Dans cette bataille décisive pour la démocratie et le progrès économique et social, Attac va s’engager avec une vigueur accrue. En particulier, l’association va oeuvrer pour que les citoyens soient pleinement éclairés sur les positions des listes de candidats aux élections européennes du 13 juin afin que la " question néolibérale ", c’est-à-dire la question sociale, qui se situe au cœur du projet de traité, soit également au centre de la campagne. C’est pourquoi Attac leur demandera de prendre position sur les 21 exigences qu’elle a déjà formulées et sur le projet d’éléments de traité alternatif qu’elle va prochainement rendre public. Au vu de ces éléments, il appartiendra aux citoyens de s’organiser et d’agir pour que leur vote du 13 juin ne " casse " pas l’élan de mars 2004. En d’autres termes, pour que le néolibéralisme, expulsé sans ménagement par la porte des régionales et des cantonales, ne fasse un retour subreptice par la fenêtre des européennes.

Un série d’initiatives
Dans les jours et semaines qui viennent, Attac prendra les initiatives suivantes, qui s’ajoutent à celles, très nombreuses, déjà en cours dans les comités locaux de l’association :

- le samedi 3 avril, appui à la manifestation unitaire interprofessionnelle pour l’emploi, les droits sociaux, la protection sociale et les services publics en Europe.
- début avril, demande d’audience aux présidents des conseils régionaux et généraux nouvellement élus, en premier lieu à ceux portés par la vague de mars, pour que leur assemblée s’engage dans la construction d’un barrage efficace aux mesures néolibérales (en particulier celles imposées par les politiques européennes, telles qu’elles sont consignées dans le projet de traité constitutionnel) et dans la mise en œuvre de nouvelles pratiques démocratiques et de lutte contre les inégalités sociales.
Dans le prolongement de la campagne déjà engagée contre l’Accord général sur le commerce des services (AGCS) de l’OMC, il leur sera également demandé, s’ils ne l’ont pas déjà fait, de faire proclamer leur collectivité " hors AGCS ", et d’exiger un moratoire sur les mesures de libéralisation prévues à l’OMC.
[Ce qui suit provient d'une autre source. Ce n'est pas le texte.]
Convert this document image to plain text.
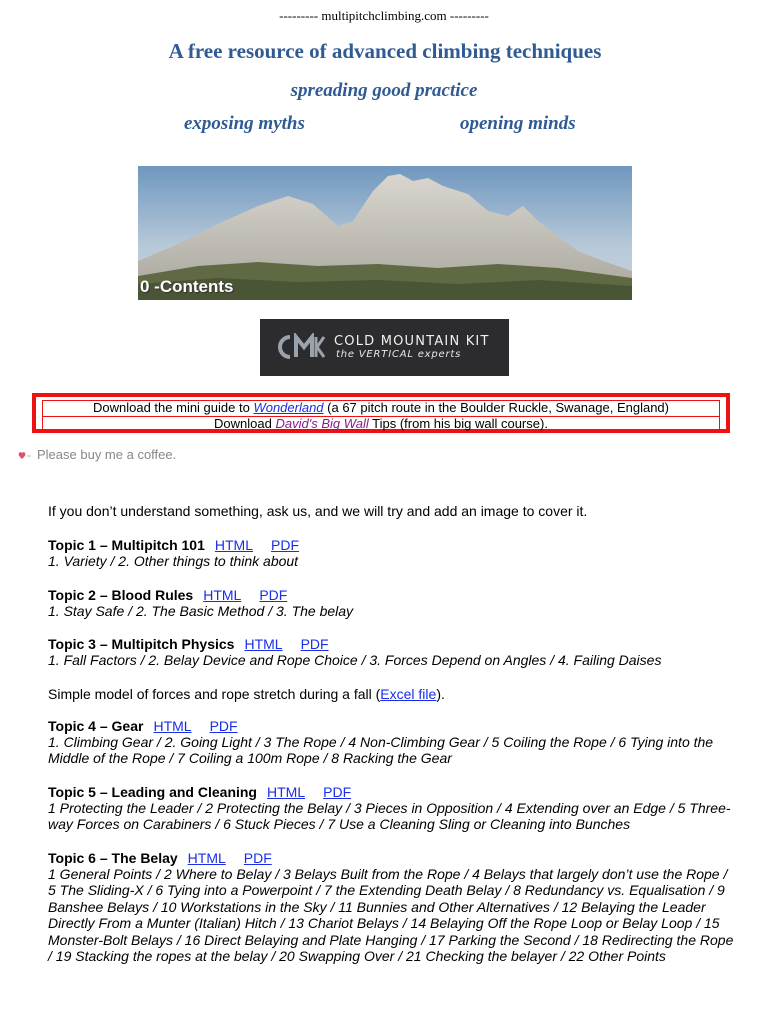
--------- multipitchclimbing.com ---------
A free resource of advanced climbing techniques
spreading good practice
exposing myths	opening minds
0 -Contents
COLD MOUNTAIN KIT
the VERTICAL experts
Download the mini guide to Wonderland (a 67 pitch route in the Boulder Ruckle, Swanage, England)
Download David's Big Wall Tips (from his big wall course).
Please buy me a coffee.

If you don’t understand something, ask us, and we will try and add an image to cover it.

Topic 1 – Multipitch 101 HTML PDF
1. Variety / 2. Other things to think about
Topic 2 – Blood Rules HTML PDF
1. Stay Safe / 2. The Basic Method / 3. The belay
Topic 3 – Multipitch Physics HTML PDF
1. Fall Factors / 2. Belay Device and Rope Choice / 3. Forces Depend on Angles / 4. Failing Daises
Simple model of forces and rope stretch during a fall (Excel file).
Topic 4 – Gear HTML PDF
1. Climbing Gear / 2. Going Light / 3 The Rope / 4 Non-Climbing Gear / 5 Coiling the Rope / 6 Tying into the Middle of the Rope / 7 Coiling a 100m Rope / 8 Racking the Gear
Topic 5 – Leading and Cleaning HTML PDF
1 Protecting the Leader / 2 Protecting the Belay / 3 Pieces in Opposition / 4 Extending over an Edge / 5 Three-way Forces on Carabiners / 6 Stuck Pieces / 7 Use a Cleaning Sling or Cleaning into Bunches
Topic 6 – The Belay HTML PDF
1 General Points / 2 Where to Belay / 3 Belays Built from the Rope / 4 Belays that largely don’t use the Rope / 5 The Sliding-X / 6 Tying into a Powerpoint / 7 the Extending Death Belay / 8 Redundancy vs. Equalisation / 9 Banshee Belays / 10 Workstations in the Sky / 11 Bunnies and Other Alternatives / 12 Belaying the Leader Directly From a Munter (Italian) Hitch / 13 Chariot Belays / 14 Belaying Off the Rope Loop or Belay Loop / 15 Monster-Bolt Belays / 16 Direct Belaying and Plate Hanging / 17 Parking the Second / 18 Redirecting the Rope / 19 Stacking the ropes at the belay / 20 Swapping Over / 21 Checking the belayer / 22 Other Points
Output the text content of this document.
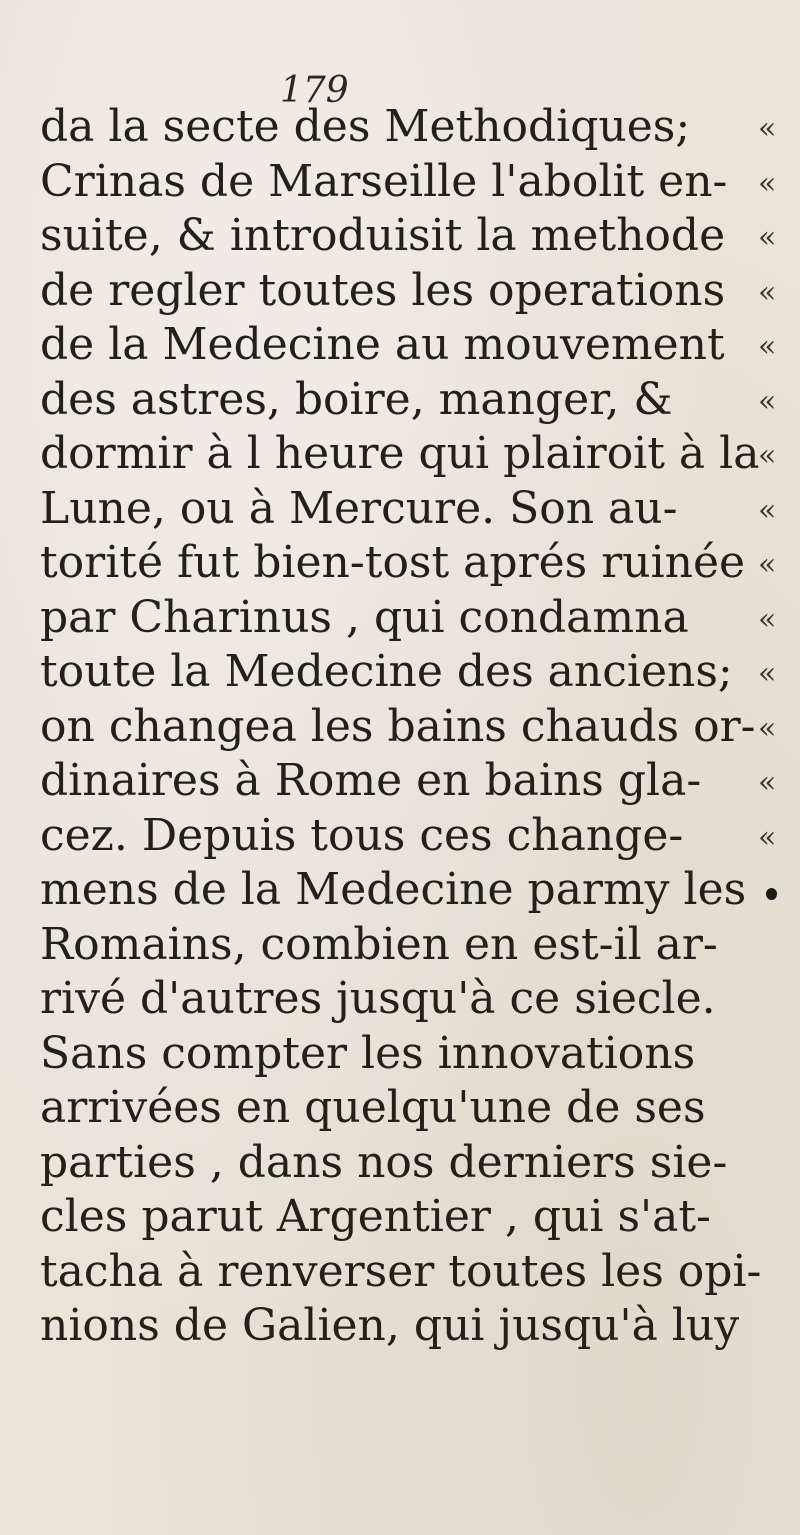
179
da la secte des Methodiques;
Crinas de Marseille l'abolit en-
suite, & introduisit la methode
de regler toutes les operations
de la Medecine au mouvement
des astres, boire, manger, &
dormir à l heure qui plairoit à la
Lune, ou à Mercure. Son au-
torité fut bien-tost aprés ruinée
par Charinus , qui condamna
toute la Medecine des anciens;
on changea les bains chauds or-
dinaires à Rome en bains gla-
cez. Depuis tous ces change-
mens de la Medecine parmy les
Romains, combien en est-il ar-
rivé d'autres jusqu'à ce siecle.
Sans compter les innovations
arrivées en quelqu'une de ses
parties , dans nos derniers sie-
cles parut Argentier , qui s'at-
tacha à renverser toutes les opi-
nions de Galien, qui jusqu'à luy
«
«
«
«
«
«
«
«
«
«
«
«
«
«
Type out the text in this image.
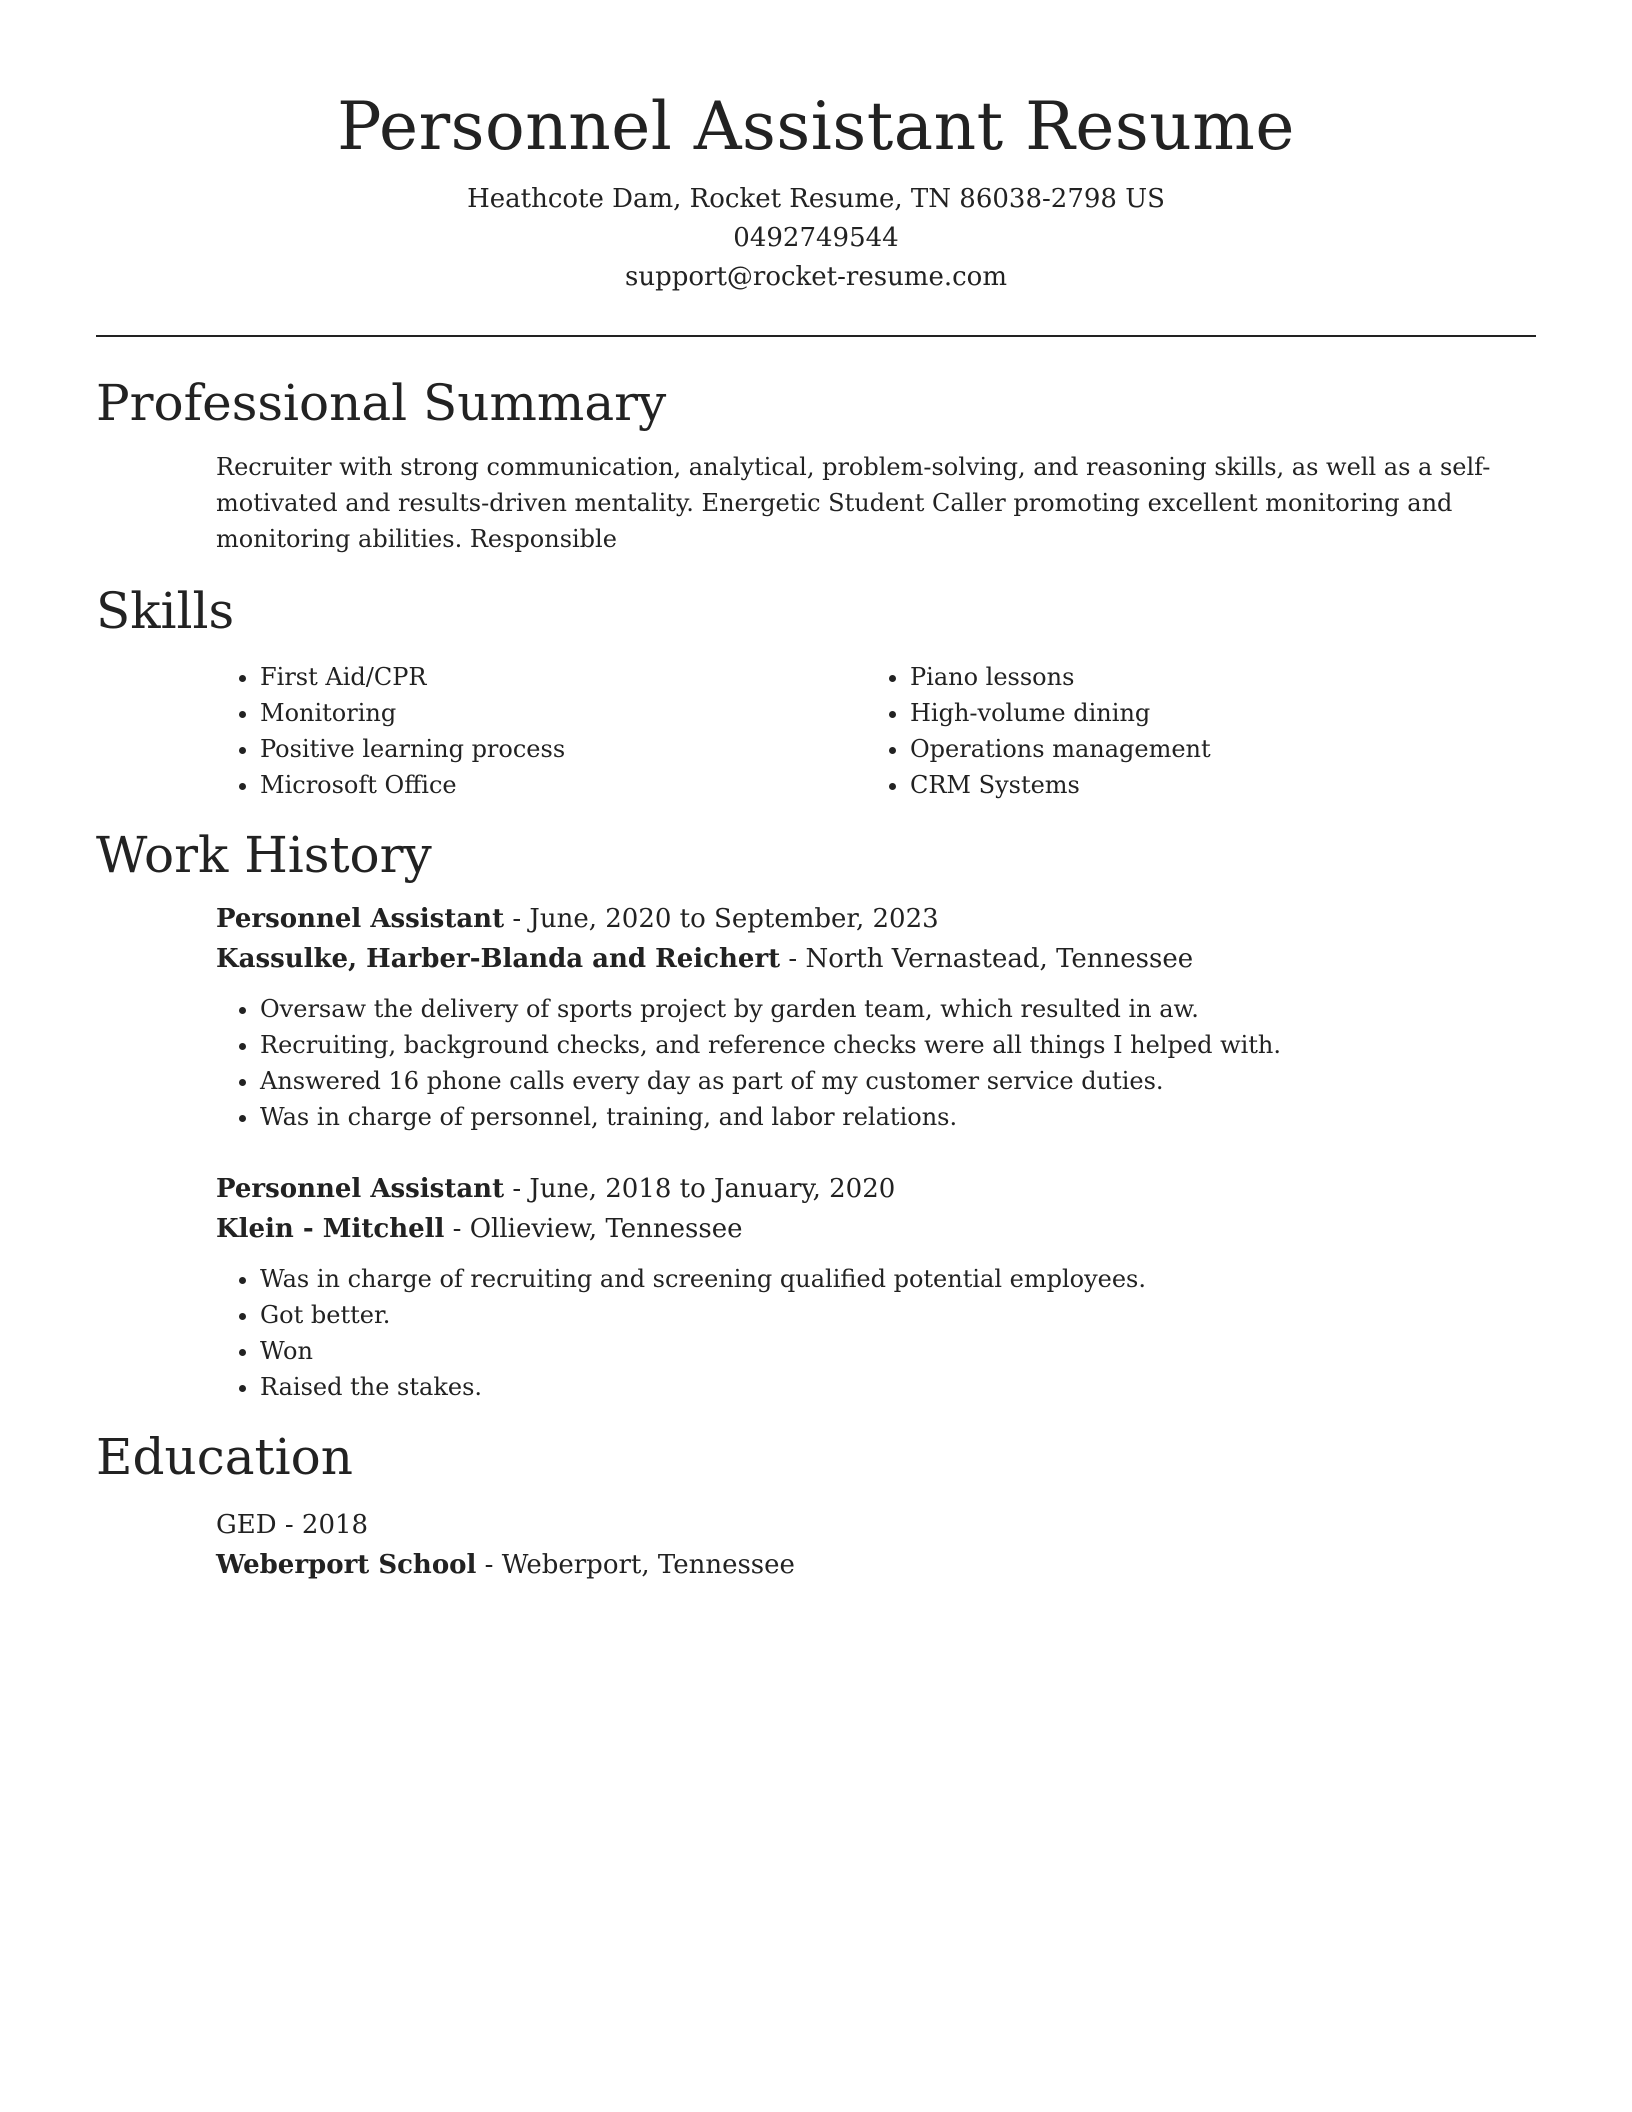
Personnel Assistant Resume
Heathcote Dam, Rocket Resume, TN 86038-2798 US
0492749544
support@rocket-resume.com
Professional Summary
Recruiter with strong communication, analytical, problem-solving, and reasoning skills, as well as a self-motivated and results-driven mentality. Energetic Student Caller promoting excellent monitoring and monitoring abilities. Responsible
Skills
• First Aid/CPR
• Monitoring
• Positive learning process
• Microsoft Office
• Piano lessons
• High-volume dining
• Operations management
• CRM Systems
Work History
Personnel Assistant - June, 2020 to September, 2023
Kassulke, Harber-Blanda and Reichert - North Vernastead, Tennessee
• Oversaw the delivery of sports project by garden team, which resulted in aw.
• Recruiting, background checks, and reference checks were all things I helped with.
• Answered 16 phone calls every day as part of my customer service duties.
• Was in charge of personnel, training, and labor relations.
Personnel Assistant - June, 2018 to January, 2020
Klein - Mitchell - Ollieview, Tennessee
• Was in charge of recruiting and screening qualified potential employees.
• Got better.
• Won
• Raised the stakes.
Education
GED - 2018
Weberport School - Weberport, Tennessee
- fin avril, publication d’un document sur ce que ne doit pas être et sur ce que pourrait être un traité européen réellement émancipateur.

- fin avril-mi-juin, organisation de grands meetings dans les régions pour faire connaître largement le contenu de l’actuel projet de traité constitutionnel et les propositions d’Attac.
- mai-mi-juin, demandes de rencontres avec les responsables de partis et têtes de liste aux élections européennes. Publication de leurs réponses aux 21 exigences et autres propositions d’Attac, notamment celle sur l’exigence d’un référendum pour la ratification du traité.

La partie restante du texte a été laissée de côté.